Vous avez été ordonné en 1952, au cours d’une cérémonie conventionnelle, en latin. Six ans plus tard, c’est l’élection du pape Jean XXIII et l’aventure du Concile Vatican II. L’idée du pape était d’ouvrir les fenêtres de l’Eglise. Henri Souchon peut-il imaginer sa vie de prêtre sans Vatican II ?

Le Concile Vatican II a sauvé l’Eglise. Il était impossible de continuer à faire la liturgie en latin pour le monde entier. Imaginez : j’ai fait sept ans d’études à l’université grégorienne, avec des livres en latin, des cours en latin, des examens, écrits et oraux, en latin. C’était aberrant ! Dans l’histoire de l’Eglise, il y a eu des hauts et des bas, des scandales innommables. Heureusement, l’Esprit Saint veillait aussi. Il y a eu des saints qui ont marqué l’Eglise. Ici, on a eu le Père Laval. Sans le Père Laval, que serait l’Eglise à Maurice aujourd’hui? S’il n’y avait pas eu Vatican II, on aurait continué à lire la messe en latin et j’aurais été coupé de la population.

Le pape Benoît XVI semble vouloir revenir sur Vatican II, justement. A la fin de votre ministère actif, comment réagissez-vous par rapport à cela?

Il veut surtout essayer de sauver l’Eglise conservatrice. Je pense qu’il veut tenter de lui tendre une perche lui donner une occasion de se retrouver et de changer.

Quels sont les sentiments qui vous animent, alors que se termine votre ministère actif?

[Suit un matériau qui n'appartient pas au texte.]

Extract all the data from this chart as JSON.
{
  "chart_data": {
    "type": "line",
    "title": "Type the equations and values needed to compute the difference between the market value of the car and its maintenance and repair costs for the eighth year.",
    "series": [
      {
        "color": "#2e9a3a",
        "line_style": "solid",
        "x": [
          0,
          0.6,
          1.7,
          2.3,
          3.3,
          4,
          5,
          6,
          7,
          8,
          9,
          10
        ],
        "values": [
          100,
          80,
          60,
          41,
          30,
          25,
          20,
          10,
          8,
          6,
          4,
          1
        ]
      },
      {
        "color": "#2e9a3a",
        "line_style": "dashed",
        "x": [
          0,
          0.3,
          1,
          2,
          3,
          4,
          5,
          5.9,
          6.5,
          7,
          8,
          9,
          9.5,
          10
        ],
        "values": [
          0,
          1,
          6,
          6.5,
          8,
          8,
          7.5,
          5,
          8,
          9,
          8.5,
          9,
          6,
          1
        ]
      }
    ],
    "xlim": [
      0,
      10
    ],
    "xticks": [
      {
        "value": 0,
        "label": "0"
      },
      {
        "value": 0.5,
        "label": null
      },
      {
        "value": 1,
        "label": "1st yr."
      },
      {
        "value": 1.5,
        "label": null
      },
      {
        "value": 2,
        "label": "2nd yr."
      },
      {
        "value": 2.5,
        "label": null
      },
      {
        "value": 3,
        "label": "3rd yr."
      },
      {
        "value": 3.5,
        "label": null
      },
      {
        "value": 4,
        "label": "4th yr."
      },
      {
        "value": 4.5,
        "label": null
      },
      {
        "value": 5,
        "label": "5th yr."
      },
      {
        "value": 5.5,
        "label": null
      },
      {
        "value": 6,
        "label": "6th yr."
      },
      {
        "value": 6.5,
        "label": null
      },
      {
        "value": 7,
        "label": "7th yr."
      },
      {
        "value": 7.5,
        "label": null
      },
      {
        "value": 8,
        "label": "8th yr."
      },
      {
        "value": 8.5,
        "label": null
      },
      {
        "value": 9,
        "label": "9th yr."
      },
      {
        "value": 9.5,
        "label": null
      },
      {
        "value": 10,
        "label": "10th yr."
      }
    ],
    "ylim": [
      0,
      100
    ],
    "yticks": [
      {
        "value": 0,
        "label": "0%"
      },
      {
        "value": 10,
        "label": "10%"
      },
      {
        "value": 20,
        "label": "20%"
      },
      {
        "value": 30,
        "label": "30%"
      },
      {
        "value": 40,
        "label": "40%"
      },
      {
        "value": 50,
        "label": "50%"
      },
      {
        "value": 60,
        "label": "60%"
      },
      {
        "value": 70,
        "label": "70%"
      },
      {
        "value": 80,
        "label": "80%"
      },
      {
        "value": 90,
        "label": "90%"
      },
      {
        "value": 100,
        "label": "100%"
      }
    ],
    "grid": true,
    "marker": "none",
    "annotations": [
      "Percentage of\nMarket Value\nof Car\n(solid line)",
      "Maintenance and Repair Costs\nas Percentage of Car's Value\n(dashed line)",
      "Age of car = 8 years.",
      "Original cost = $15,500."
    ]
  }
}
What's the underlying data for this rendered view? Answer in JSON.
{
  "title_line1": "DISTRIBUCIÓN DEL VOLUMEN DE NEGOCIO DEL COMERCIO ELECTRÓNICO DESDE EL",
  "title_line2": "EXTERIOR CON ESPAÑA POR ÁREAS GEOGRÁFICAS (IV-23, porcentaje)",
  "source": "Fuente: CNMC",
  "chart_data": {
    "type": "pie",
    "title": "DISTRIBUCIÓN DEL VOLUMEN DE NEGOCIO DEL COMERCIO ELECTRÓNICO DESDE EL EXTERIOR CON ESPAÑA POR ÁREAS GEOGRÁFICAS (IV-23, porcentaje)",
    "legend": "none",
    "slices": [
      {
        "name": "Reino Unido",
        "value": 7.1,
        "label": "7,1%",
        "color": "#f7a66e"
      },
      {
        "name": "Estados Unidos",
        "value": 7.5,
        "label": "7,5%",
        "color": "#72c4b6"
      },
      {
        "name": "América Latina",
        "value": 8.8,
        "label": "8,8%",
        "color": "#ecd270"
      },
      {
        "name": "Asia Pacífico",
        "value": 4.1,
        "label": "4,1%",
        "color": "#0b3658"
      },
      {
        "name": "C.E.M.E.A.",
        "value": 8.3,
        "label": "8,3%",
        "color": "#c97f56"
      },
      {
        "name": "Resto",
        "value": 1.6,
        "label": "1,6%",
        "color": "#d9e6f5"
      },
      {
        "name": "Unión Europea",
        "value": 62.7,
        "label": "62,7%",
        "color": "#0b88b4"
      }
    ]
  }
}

La joie! La joie d’avoir été fidèle à ma vocation. L’humilité de reconnaître que ma santé ne me permet pas de continuer. J’ai tout un plan pour continuer à travailler pendant ma retraite.

Des regrets?

Pas de regrets ! Surtout pas de regrets ! J’ai travaillé, je suis heureux de l’avoir fait. Je reconnais que le temps de partir est venu.

Laissez-vous votre paroisse, voire votre église, en toute sérénité de coeur et d’esprit?

Oui, en totale sérénité de coeur et d’esprit. J’ai été enthousiasmé par l’attitude de mes paroissiens, quand j’ai annoncé mon départ. On m’a dit que des gens ont pleuré. Je pars avec le sentiment que la relève est assurée. Je pars, mais je serai remplacé par Gérard Mongelard et Laurent Rivet, de bons amis et de bons prêtres. Les pères Adrien Wiehé et Serge Ah- Kong continueront, quant à eux, à résider à la cure et à célébrer les messes à l’Immaculée Conception.

Le mot de la fin…

Un prêtre heureux d’avoir travaillé, de s’en aller, et qui continuera à travailler selon ses moyens.

Entretien réalisé par Ludovic AGATHE.